Sunday, November 9, 2008

A new —ancient—destination in Thailand

MANILA, Philippines - Thailand’s cradle of learning and civilization, the place believed to have given birth to the blueprint of Cambodia’s Angkor Wat, is a mere three-hour drive from busy Bangkok.

Immerse yourself in ancient architecture, travel in time via centuries-old ruins, even opt for outdoor adventure and wine-tasting in the northeastern part of Thailand, known as I-San.

I-San, on the Khorat Plateau, is near the borders of Laos and Cambodia. It occupies one-third of the country’s total land area. One of its most popular attractions is the Phimai Historical Park.

Bearing a stunning resemblance to the architecture style of Angkor Wat, albeit on a smaller scale, its structures are believed to have been built in the 16th century.

Built to face the route the Khmers traveled, with laterite structures, rugged steps and carved sandstones, the castle erected at its center is Thailand’s only sanctuary facing the south. (Castles/sanctuaries all face the east).

When visiting this place, wear ultra light clothing, as the park can be extremely hot and humid.

Forest trek

Tourists are in for a different treat at the World Heritage Sites Dong Phaya Yen-Khao Yai National Park in Nakhon Ratchasima, which offers a walking tour, bird and butterfly watching, cycling, and camping.

You may encounter snakes, leeches, scorpions or large cats in the trek in the thick forest, but your guide will give you a quick lesson on which snakes to avoid, which snakes to fear, and which snakes to just shrug off.

Right. Like you actually have the presence of mind to check out if a snake is a king cobra or not when you see one slithering across your way.

“You’ll know it’s a king cobra because it can stand very tall, sometimes as tall as a human being. When you see one, don’t run; it will chase you. Don’t move; it could be threatened and bite you. Don’t make any noise; be absolutely quiet. Just shout for help and call my name,” said our guide Simon.

It’s a good thing none of us encountered a king cobra. Aside from a tour guide, a park ranger also walks with the group.

A shopping destination in I-San is the Pak Thong Chai Thai Silk village and Dan Kwean pottery village. Witness how women weave the finest Thai silk using traditional instruments, and watch how potters make clay vases huge enough to fit a full-grown person.
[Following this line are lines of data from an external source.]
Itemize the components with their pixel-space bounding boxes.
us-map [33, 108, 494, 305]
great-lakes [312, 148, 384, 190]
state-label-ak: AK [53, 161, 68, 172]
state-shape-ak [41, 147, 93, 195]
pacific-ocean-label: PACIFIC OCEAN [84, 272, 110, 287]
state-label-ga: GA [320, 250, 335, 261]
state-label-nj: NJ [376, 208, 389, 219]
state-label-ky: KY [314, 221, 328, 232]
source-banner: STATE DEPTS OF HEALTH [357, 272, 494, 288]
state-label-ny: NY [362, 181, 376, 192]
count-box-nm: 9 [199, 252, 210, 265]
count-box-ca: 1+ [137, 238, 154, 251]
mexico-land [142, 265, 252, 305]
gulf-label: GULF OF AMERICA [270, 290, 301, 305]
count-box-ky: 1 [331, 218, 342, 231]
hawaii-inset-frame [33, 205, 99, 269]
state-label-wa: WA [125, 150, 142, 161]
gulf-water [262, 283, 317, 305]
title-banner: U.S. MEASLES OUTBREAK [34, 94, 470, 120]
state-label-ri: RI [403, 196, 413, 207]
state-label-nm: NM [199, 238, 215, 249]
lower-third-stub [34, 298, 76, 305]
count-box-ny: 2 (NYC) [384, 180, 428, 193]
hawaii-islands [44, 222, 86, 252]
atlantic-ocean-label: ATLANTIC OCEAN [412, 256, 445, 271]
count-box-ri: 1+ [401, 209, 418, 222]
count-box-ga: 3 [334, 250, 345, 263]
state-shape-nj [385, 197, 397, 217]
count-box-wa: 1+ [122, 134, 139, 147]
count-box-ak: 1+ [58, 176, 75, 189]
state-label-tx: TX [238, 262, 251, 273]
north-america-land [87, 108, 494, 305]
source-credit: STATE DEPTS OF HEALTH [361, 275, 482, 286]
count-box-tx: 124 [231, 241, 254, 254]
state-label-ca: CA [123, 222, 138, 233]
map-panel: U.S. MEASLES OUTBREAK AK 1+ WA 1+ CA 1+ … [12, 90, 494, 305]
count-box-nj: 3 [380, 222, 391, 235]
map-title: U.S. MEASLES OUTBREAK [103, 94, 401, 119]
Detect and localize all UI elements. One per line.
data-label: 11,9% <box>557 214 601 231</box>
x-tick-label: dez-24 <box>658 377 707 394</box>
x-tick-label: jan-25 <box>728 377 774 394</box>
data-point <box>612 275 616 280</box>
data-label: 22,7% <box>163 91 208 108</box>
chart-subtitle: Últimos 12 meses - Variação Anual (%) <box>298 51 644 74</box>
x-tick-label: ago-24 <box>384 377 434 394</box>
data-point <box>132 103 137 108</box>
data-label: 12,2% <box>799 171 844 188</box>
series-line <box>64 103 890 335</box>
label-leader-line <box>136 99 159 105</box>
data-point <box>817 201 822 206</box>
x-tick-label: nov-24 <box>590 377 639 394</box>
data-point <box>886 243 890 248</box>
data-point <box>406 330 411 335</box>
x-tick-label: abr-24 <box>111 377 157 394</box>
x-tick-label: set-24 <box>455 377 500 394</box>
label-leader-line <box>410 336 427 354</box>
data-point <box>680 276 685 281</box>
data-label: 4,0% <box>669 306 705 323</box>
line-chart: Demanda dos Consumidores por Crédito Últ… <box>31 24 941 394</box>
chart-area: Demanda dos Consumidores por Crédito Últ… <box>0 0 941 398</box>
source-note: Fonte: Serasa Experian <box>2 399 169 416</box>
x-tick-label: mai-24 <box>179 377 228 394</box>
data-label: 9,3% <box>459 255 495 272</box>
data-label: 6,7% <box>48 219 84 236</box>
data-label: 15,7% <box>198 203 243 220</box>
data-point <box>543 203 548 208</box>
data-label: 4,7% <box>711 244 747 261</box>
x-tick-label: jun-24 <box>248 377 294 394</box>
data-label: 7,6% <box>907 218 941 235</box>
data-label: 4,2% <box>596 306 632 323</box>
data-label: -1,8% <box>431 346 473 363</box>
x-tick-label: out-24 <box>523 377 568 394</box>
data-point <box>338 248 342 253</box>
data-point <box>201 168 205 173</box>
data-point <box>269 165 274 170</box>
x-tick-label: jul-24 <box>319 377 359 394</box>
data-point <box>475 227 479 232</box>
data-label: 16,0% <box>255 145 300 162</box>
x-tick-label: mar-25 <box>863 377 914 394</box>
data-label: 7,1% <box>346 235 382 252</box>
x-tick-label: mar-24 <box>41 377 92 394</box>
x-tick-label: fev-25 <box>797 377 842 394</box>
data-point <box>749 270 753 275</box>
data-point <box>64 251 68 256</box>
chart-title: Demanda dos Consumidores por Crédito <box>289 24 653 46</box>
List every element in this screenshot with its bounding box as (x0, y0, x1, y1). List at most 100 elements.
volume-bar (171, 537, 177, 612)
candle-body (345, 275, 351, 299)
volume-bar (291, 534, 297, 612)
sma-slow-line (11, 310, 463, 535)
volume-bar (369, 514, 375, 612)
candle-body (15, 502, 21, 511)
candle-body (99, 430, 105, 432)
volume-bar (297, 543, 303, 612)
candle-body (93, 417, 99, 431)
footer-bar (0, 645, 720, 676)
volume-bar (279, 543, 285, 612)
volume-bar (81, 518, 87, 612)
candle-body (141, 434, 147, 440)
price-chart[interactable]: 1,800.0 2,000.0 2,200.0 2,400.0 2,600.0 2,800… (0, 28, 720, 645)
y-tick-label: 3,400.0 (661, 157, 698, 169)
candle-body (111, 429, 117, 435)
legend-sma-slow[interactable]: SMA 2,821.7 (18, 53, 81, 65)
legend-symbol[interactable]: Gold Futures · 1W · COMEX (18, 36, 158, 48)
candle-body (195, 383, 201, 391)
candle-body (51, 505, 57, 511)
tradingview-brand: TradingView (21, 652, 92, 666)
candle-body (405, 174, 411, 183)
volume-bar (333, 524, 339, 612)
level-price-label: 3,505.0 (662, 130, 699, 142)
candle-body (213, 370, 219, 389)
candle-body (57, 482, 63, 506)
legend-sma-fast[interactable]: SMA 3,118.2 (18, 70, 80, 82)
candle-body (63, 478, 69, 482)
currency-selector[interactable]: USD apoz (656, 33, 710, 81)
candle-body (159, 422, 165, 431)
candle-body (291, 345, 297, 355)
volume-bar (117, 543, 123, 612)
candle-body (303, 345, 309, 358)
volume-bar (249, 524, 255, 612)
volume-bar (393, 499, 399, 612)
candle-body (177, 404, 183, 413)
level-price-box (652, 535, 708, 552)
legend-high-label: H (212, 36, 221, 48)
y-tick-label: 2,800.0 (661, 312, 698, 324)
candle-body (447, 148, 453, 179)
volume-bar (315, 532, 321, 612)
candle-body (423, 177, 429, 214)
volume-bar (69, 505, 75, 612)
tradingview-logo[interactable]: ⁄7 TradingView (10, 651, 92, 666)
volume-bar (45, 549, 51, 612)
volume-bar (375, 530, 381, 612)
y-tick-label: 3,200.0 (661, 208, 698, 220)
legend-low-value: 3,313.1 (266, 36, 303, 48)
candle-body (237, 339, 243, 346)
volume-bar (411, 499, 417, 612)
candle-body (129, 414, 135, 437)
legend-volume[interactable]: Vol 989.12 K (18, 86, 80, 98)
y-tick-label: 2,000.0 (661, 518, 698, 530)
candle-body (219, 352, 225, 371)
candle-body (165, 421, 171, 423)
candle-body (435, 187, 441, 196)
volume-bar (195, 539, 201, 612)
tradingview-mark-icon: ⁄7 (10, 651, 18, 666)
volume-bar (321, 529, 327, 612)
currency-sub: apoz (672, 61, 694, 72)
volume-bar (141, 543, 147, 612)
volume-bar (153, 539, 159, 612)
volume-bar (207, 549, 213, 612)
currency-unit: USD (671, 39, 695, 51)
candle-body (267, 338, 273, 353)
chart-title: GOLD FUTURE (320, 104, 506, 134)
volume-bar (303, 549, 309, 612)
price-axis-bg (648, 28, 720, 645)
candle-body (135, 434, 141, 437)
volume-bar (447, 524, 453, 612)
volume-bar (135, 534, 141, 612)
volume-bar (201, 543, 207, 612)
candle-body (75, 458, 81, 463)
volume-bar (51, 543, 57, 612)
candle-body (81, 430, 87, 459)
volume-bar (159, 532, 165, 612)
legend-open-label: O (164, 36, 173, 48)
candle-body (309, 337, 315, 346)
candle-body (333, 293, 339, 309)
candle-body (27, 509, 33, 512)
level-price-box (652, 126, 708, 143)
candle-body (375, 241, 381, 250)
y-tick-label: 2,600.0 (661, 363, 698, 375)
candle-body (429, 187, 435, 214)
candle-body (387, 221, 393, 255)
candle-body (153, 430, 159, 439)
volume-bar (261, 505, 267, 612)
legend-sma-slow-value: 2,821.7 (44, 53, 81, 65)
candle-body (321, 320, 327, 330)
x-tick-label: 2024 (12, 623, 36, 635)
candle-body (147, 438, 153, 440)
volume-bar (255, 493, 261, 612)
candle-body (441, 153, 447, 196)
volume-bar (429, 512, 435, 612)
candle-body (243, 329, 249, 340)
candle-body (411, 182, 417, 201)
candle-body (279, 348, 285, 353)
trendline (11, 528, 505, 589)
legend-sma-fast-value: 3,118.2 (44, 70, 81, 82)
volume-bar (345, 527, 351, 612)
I-San also produces Thailand’s homegrown wine at the PB Valley Khao Yai Winery. Open for vineyard and cellar tours and wine-tasting and meals, PB Valley wine is Thailand’s pride and was served during the Asia-Pacific Economic Cooperation meeting in Bangkok.

Simplicity

Return to nature in Farm Chokchai, a boutique camping destination. Going back to nature is made more comfortable with boutique tents with air-conditioning.

Simplicity and nature are key words. All toilets and bathroom cubicles face the woods; one side of the wall is floor-to-ceiling glass with no curtains.

The person taking a shower next to you will not see you stark naked, but the trees and its creatures certainly will.

A touch of Western cowboy greets visitors at Thong Somboon Club, with activities suited for families. I-San’s playground offers go-cart, cart-cross, bumper boat, luge, ATV and cowboy and Indian shows. Sleep in traditional Western traveling caravan tents or Indian huts.

If that’s not enough, head back to the city to the new Siam Ocean World in Bangkok, which boasts the largest aquarium in Southeast Asia. Dive with sharks or walk with sharks in frog suits. There are 30 shows daily, including shark feeding. Or watch a 4D movie and feel the ocean move under you or splash on your face.

In the evening, you can enjoy a spectacular show on the history of Siam and the Thai’s belief in the three realms of the after-life (hell, forest of Himapaan and heaven). Listed in the Guinness Book of World Records as the tallest theater stage in the world, “Siam Niramit: Journey to the Enchanted Kingdom of Siam,” with 150 performers in over 500 costumes, is a must-see for every visitor in Thailand.